Uncomment this cell and run once if you need to install pyspark

In [2]:

#!pip install pyspark

Collecting pyspark
  Downloading pyspark-3.2.1.tar.gz (281.4 MB)
  Preparing metadata (setup.py): started
  Preparing metadata (setup.py): finished with status 'done'
Collecting py4j==0.10.9.3
  Downloading py4j-0.10.9.3-py2.py3-none-any.whl (198 kB)
Building wheels for collected packages: pyspark
  Building wheel for pyspark (setup.py): started
  Building wheel for pyspark (setup.py): finished with status 'done'
  Created wheel for pyspark: filename=pyspark-3.2.1-py2.py3-none-any.whl size=281853649 sha256=eb9f49820d8b0d3ac1280353ddca6f9283259ada4e000e02f90f766bc79cebc0
  Stored in directory: c:\users\owner\appdata\local\pip\cache\wheels\9f\f5\07\7cd8017084dce4e93e84e92efd1e1d5334db05f2e83bcef74f
Successfully built pyspark
Installing collected packages: py4j, pyspark
Successfully installed py4j-0.10.9.3 pyspark-3.2.1




Sometimes we need to set the python to be used

In [None]:
import os
os.environ['PYSPARK_PYTHON'] = 'python'

In [3]:
import pyspark
from pyspark import SparkContext

We configure our "SparkContext" at the start - e.g. configuration options to be passed to all worker/executor nodes

In [None]:
# NOTE - we're running in 'local' context,
# however this could be changed later to use a resource/cluster manager e.g.YARN:
# conf = pyspark.SparkConf().setMaster('yarn').setAppName('YarnSparkTest')

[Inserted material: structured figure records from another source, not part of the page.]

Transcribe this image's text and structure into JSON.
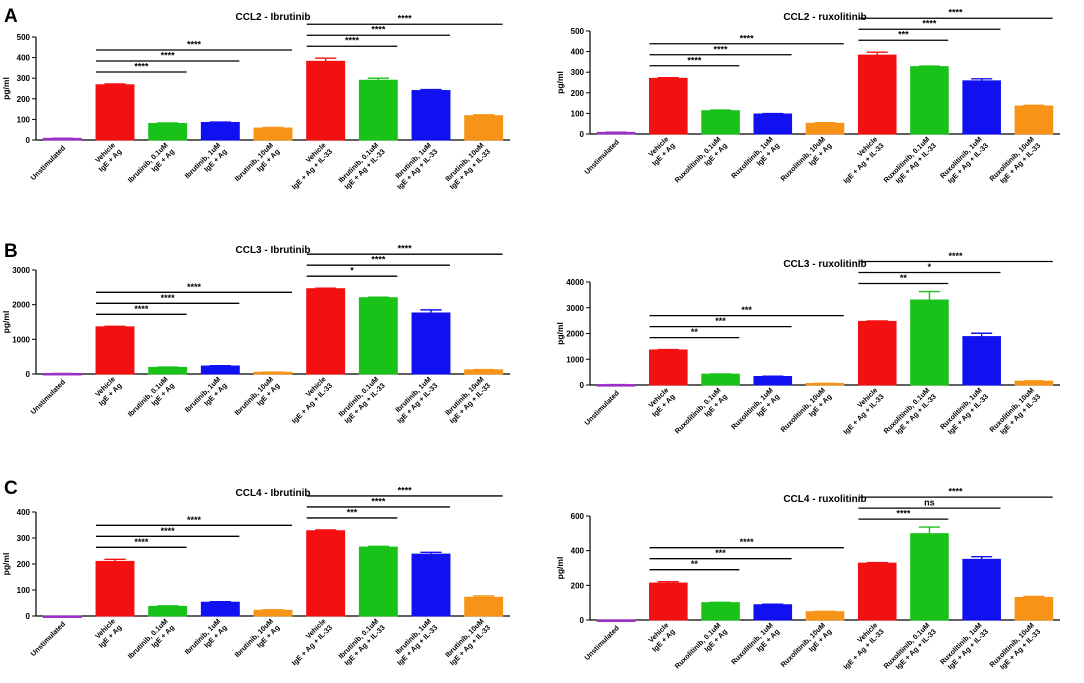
{
  "figure": {
    "panel_labels": [
      "A",
      "B",
      "C"
    ],
    "colors": {
      "purple": "#9b30c8",
      "red": "#f41010",
      "green": "#19c219",
      "blue": "#1010f0",
      "orange": "#f79418"
    }
  },
  "chart_data": [
    {
      "id": "ccl2-ibr",
      "type": "bar",
      "title": "CCL2 - Ibrutinib",
      "ylabel": "pg/ml",
      "ylim": [
        0,
        500
      ],
      "yticks": [
        0,
        100,
        200,
        300,
        400,
        500
      ],
      "categories": [
        [
          "Unstimulated"
        ],
        [
          "Vehicle",
          "IgE + Ag"
        ],
        [
          "Ibrutinib, 0.1uM",
          "IgE + Ag"
        ],
        [
          "Ibrutinib, 1uM",
          "IgE + Ag"
        ],
        [
          "Ibrutinib, 10uM",
          "IgE + Ag"
        ],
        [
          "Vehicle",
          "IgE + Ag + IL-33"
        ],
        [
          "Ibrutinib, 0.1uM",
          "IgE + Ag + IL-33"
        ],
        [
          "Ibrutinib, 1uM",
          "IgE + Ag + IL-33"
        ],
        [
          "Ibrutinib, 10uM",
          "IgE + Ag + IL-33"
        ]
      ],
      "values": [
        8,
        268,
        80,
        85,
        58,
        382,
        290,
        240,
        118
      ],
      "errors": [
        1,
        4,
        3,
        2,
        3,
        15,
        10,
        5,
        4
      ],
      "bar_colors": [
        "#9b30c8",
        "#f41010",
        "#19c219",
        "#1010f0",
        "#f79418",
        "#f41010",
        "#19c219",
        "#1010f0",
        "#f79418"
      ],
      "comparisons": [
        {
          "from": 1,
          "to": 2,
          "label": "****"
        },
        {
          "from": 1,
          "to": 3,
          "label": "****"
        },
        {
          "from": 1,
          "to": 4,
          "label": "****"
        },
        {
          "from": 5,
          "to": 6,
          "label": "****"
        },
        {
          "from": 5,
          "to": 7,
          "label": "****"
        },
        {
          "from": 5,
          "to": 8,
          "label": "****"
        }
      ]
    },
    {
      "id": "ccl2-rux",
      "type": "bar",
      "title": "CCL2 - ruxolitinib",
      "ylabel": "pg/ml",
      "ylim": [
        0,
        500
      ],
      "yticks": [
        0,
        100,
        200,
        300,
        400,
        500
      ],
      "categories": [
        [
          "Unstimulated"
        ],
        [
          "Vehicle",
          "IgE + Ag"
        ],
        [
          "Ruxolitinib, 0.1uM",
          "IgE + Ag"
        ],
        [
          "Ruxolitinib, 1uM",
          "IgE + Ag"
        ],
        [
          "Ruxolitinib, 10uM",
          "IgE + Ag"
        ],
        [
          "Vehicle",
          "IgE + Ag + IL-33"
        ],
        [
          "Ruxolitinib, 0.1uM",
          "IgE + Ag + IL-33"
        ],
        [
          "Ruxolitinib, 1uM",
          "IgE + Ag + IL-33"
        ],
        [
          "Ruxolitinib, 10uM",
          "IgE + Ag + IL-33"
        ]
      ],
      "values": [
        8,
        270,
        113,
        97,
        52,
        383,
        327,
        258,
        136
      ],
      "errors": [
        1,
        3,
        3,
        2,
        3,
        14,
        3,
        10,
        3
      ],
      "bar_colors": [
        "#9b30c8",
        "#f41010",
        "#19c219",
        "#1010f0",
        "#f79418",
        "#f41010",
        "#19c219",
        "#1010f0",
        "#f79418"
      ],
      "comparisons": [
        {
          "from": 1,
          "to": 2,
          "label": "****"
        },
        {
          "from": 1,
          "to": 3,
          "label": "****"
        },
        {
          "from": 1,
          "to": 4,
          "label": "****"
        },
        {
          "from": 5,
          "to": 6,
          "label": "***"
        },
        {
          "from": 5,
          "to": 7,
          "label": "****"
        },
        {
          "from": 5,
          "to": 8,
          "label": "****"
        }
      ]
    },
    {
      "id": "ccl3-ibr",
      "type": "bar",
      "title": "CCL3 - Ibrutinib",
      "ylabel": "pg/ml",
      "ylim": [
        0,
        3000
      ],
      "yticks": [
        0,
        1000,
        2000,
        3000
      ],
      "categories": [
        [
          "Unstimulated"
        ],
        [
          "Vehicle",
          "IgE + Ag"
        ],
        [
          "Ibrutinib, 0.1uM",
          "IgE + Ag"
        ],
        [
          "Ibrutinib, 1uM",
          "IgE + Ag"
        ],
        [
          "Ibrutinib, 10uM",
          "IgE + Ag"
        ],
        [
          "Vehicle",
          "IgE + Ag + IL-33"
        ],
        [
          "Ibrutinib, 0.1uM",
          "IgE + Ag + IL-33"
        ],
        [
          "Ibrutinib, 1uM",
          "IgE + Ag + IL-33"
        ],
        [
          "Ibrutinib, 10uM",
          "IgE + Ag + IL-33"
        ]
      ],
      "values": [
        15,
        1360,
        190,
        230,
        50,
        2460,
        2200,
        1760,
        120
      ],
      "errors": [
        2,
        15,
        8,
        8,
        5,
        15,
        15,
        90,
        8
      ],
      "bar_colors": [
        "#9b30c8",
        "#f41010",
        "#19c219",
        "#1010f0",
        "#f79418",
        "#f41010",
        "#19c219",
        "#1010f0",
        "#f79418"
      ],
      "comparisons": [
        {
          "from": 1,
          "to": 2,
          "label": "****"
        },
        {
          "from": 1,
          "to": 3,
          "label": "****"
        },
        {
          "from": 1,
          "to": 4,
          "label": "****"
        },
        {
          "from": 5,
          "to": 6,
          "label": "*"
        },
        {
          "from": 5,
          "to": 7,
          "label": "****"
        },
        {
          "from": 5,
          "to": 8,
          "label": "****"
        }
      ]
    },
    {
      "id": "ccl3-rux",
      "type": "bar",
      "title": "CCL3 - ruxolitinib",
      "ylabel": "pg/ml",
      "ylim": [
        0,
        4000
      ],
      "yticks": [
        0,
        1000,
        2000,
        3000,
        4000
      ],
      "categories": [
        [
          "Unstimulated"
        ],
        [
          "Vehicle",
          "IgE + Ag"
        ],
        [
          "Ruxolitinib, 0.1uM",
          "IgE + Ag"
        ],
        [
          "Ruxolitinib, 1uM",
          "IgE + Ag"
        ],
        [
          "Ruxolitinib, 10uM",
          "IgE + Ag"
        ],
        [
          "Vehicle",
          "IgE + Ag + IL-33"
        ],
        [
          "Ruxolitinib, 0.1uM",
          "IgE + Ag + IL-33"
        ],
        [
          "Ruxolitinib, 1uM",
          "IgE + Ag + IL-33"
        ],
        [
          "Ruxolitinib, 10uM",
          "IgE + Ag + IL-33"
        ]
      ],
      "values": [
        15,
        1360,
        420,
        330,
        60,
        2470,
        3300,
        1880,
        150
      ],
      "errors": [
        2,
        15,
        10,
        10,
        5,
        15,
        330,
        130,
        10
      ],
      "bar_colors": [
        "#9b30c8",
        "#f41010",
        "#19c219",
        "#1010f0",
        "#f79418",
        "#f41010",
        "#19c219",
        "#1010f0",
        "#f79418"
      ],
      "comparisons": [
        {
          "from": 1,
          "to": 2,
          "label": "**"
        },
        {
          "from": 1,
          "to": 3,
          "label": "***"
        },
        {
          "from": 1,
          "to": 4,
          "label": "***"
        },
        {
          "from": 5,
          "to": 6,
          "label": "**"
        },
        {
          "from": 5,
          "to": 7,
          "label": "*"
        },
        {
          "from": 5,
          "to": 8,
          "label": "****"
        }
      ]
    },
    {
      "id": "ccl4-ibr",
      "type": "bar",
      "title": "CCL4 - Ibrutinib",
      "ylabel": "pg/ml",
      "ylim": [
        0,
        400
      ],
      "yticks": [
        0,
        100,
        200,
        300,
        400
      ],
      "categories": [
        [
          "Unstimulated"
        ],
        [
          "Vehicle",
          "IgE + Ag"
        ],
        [
          "Ibrutinib, 0.1uM",
          "IgE + Ag"
        ],
        [
          "Ibrutinib, 1uM",
          "IgE + Ag"
        ],
        [
          "Ibrutinib, 10uM",
          "IgE + Ag"
        ],
        [
          "Vehicle",
          "IgE + Ag + IL-33"
        ],
        [
          "Ibrutinib, 0.1uM",
          "IgE + Ag + IL-33"
        ],
        [
          "Ibrutinib, 1uM",
          "IgE + Ag + IL-33"
        ],
        [
          "Ibrutinib, 10uM",
          "IgE + Ag + IL-33"
        ]
      ],
      "values": [
        0,
        210,
        37,
        53,
        22,
        328,
        265,
        238,
        72
      ],
      "errors": [
        0,
        8,
        2,
        2,
        2,
        3,
        3,
        7,
        5
      ],
      "bar_colors": [
        "#9b30c8",
        "#f41010",
        "#19c219",
        "#1010f0",
        "#f79418",
        "#f41010",
        "#19c219",
        "#1010f0",
        "#f79418"
      ],
      "comparisons": [
        {
          "from": 1,
          "to": 2,
          "label": "****"
        },
        {
          "from": 1,
          "to": 3,
          "label": "****"
        },
        {
          "from": 1,
          "to": 4,
          "label": "****"
        },
        {
          "from": 5,
          "to": 6,
          "label": "***"
        },
        {
          "from": 5,
          "to": 7,
          "label": "****"
        },
        {
          "from": 5,
          "to": 8,
          "label": "****"
        }
      ]
    },
    {
      "id": "ccl4-rux",
      "type": "bar",
      "title": "CCL4 - ruxolitinib",
      "ylabel": "pg/ml",
      "ylim": [
        0,
        600
      ],
      "yticks": [
        0,
        200,
        400,
        600
      ],
      "categories": [
        [
          "Unstimulated"
        ],
        [
          "Vehicle",
          "IgE + Ag"
        ],
        [
          "Ruxolitinib, 0.1uM",
          "IgE + Ag"
        ],
        [
          "Ruxolitinib, 1uM",
          "IgE + Ag"
        ],
        [
          "Ruxolitinib, 10uM",
          "IgE + Ag"
        ],
        [
          "Vehicle",
          "IgE + Ag + IL-33"
        ],
        [
          "Ruxolitinib, 0.1uM",
          "IgE + Ag + IL-33"
        ],
        [
          "Ruxolitinib, 1uM",
          "IgE + Ag + IL-33"
        ],
        [
          "Ruxolitinib, 10uM",
          "IgE + Ag + IL-33"
        ]
      ],
      "values": [
        0,
        213,
        100,
        88,
        48,
        328,
        498,
        350,
        130
      ],
      "errors": [
        0,
        8,
        2,
        3,
        2,
        3,
        38,
        15,
        6
      ],
      "bar_colors": [
        "#9b30c8",
        "#f41010",
        "#19c219",
        "#1010f0",
        "#f79418",
        "#f41010",
        "#19c219",
        "#1010f0",
        "#f79418"
      ],
      "comparisons": [
        {
          "from": 1,
          "to": 2,
          "label": "**"
        },
        {
          "from": 1,
          "to": 3,
          "label": "***"
        },
        {
          "from": 1,
          "to": 4,
          "label": "****"
        },
        {
          "from": 5,
          "to": 6,
          "label": "****"
        },
        {
          "from": 5,
          "to": 7,
          "label": "ns"
        },
        {
          "from": 5,
          "to": 8,
          "label": "****"
        }
      ]
    }
  ]
}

conf = pyspark.SparkConf().setMaster('local[*]')\
                          .setAppName('LocalSparkTest')

sc = SparkContext(conf=conf)

In [None]:
sc

Read the Macbeth file from the local filesystem and count the words on each line

In [None]:
# Update if the data file is somewhere else relative to the notebook
FILEPATH = ""

In [None]:
# Note - this file is not actually read here, this is a "lazy" operation, the file will be read when needed
# Note - the filename is missing a t "on purpose", we'll fix it in a moment!
localFileRdd = sc.textFile(FILEPATH + "Macbeth.txt")
localFileRdd

### Perform a transform on the RDD

In this case we pass each row (line of text) through a function that splits the line on spaces and gets the number of returned elements

In [None]:
# still nothing done, this is another "lazy" operation
wordsPerLineRdd = localFileRdd.map(lambda line: len(line.split()))

# this will mean that if we run more operations later then we'll have cached the RDD at this point
# so we won't re-run the entire read/transform
# Note: this is also "lazy"
wordsPerLineRdd.cache()

In [None]:
# Now as we want an aggregated number to print, all of the above operation will happen
# Note that the filename might have been "wrong" all along, it's only actually read at this point
print("Total word count: ", wordsPerLineRdd.sum())
print("Average words per line: ", wordsPerLineRdd.mean())

In [None]:
# Gather the first 5 rows from the cluster
wordsPerLineRdd.take(5)

In [None]:
# Collect the entire transformed RDD from the cluster
wordsPerLineRdd.collect()

If in a hadoop cluster, we may write the wordsPerLineRdd to a directory in HDFS

In [None]:
# If running in Hadoop, it may make sense to save the output RDD to a new text file
#wordsPerLineRdd.saveAsTextFile("hdfs://hadoop-master:9000/user/ec2-user/macbethWordsPerLine")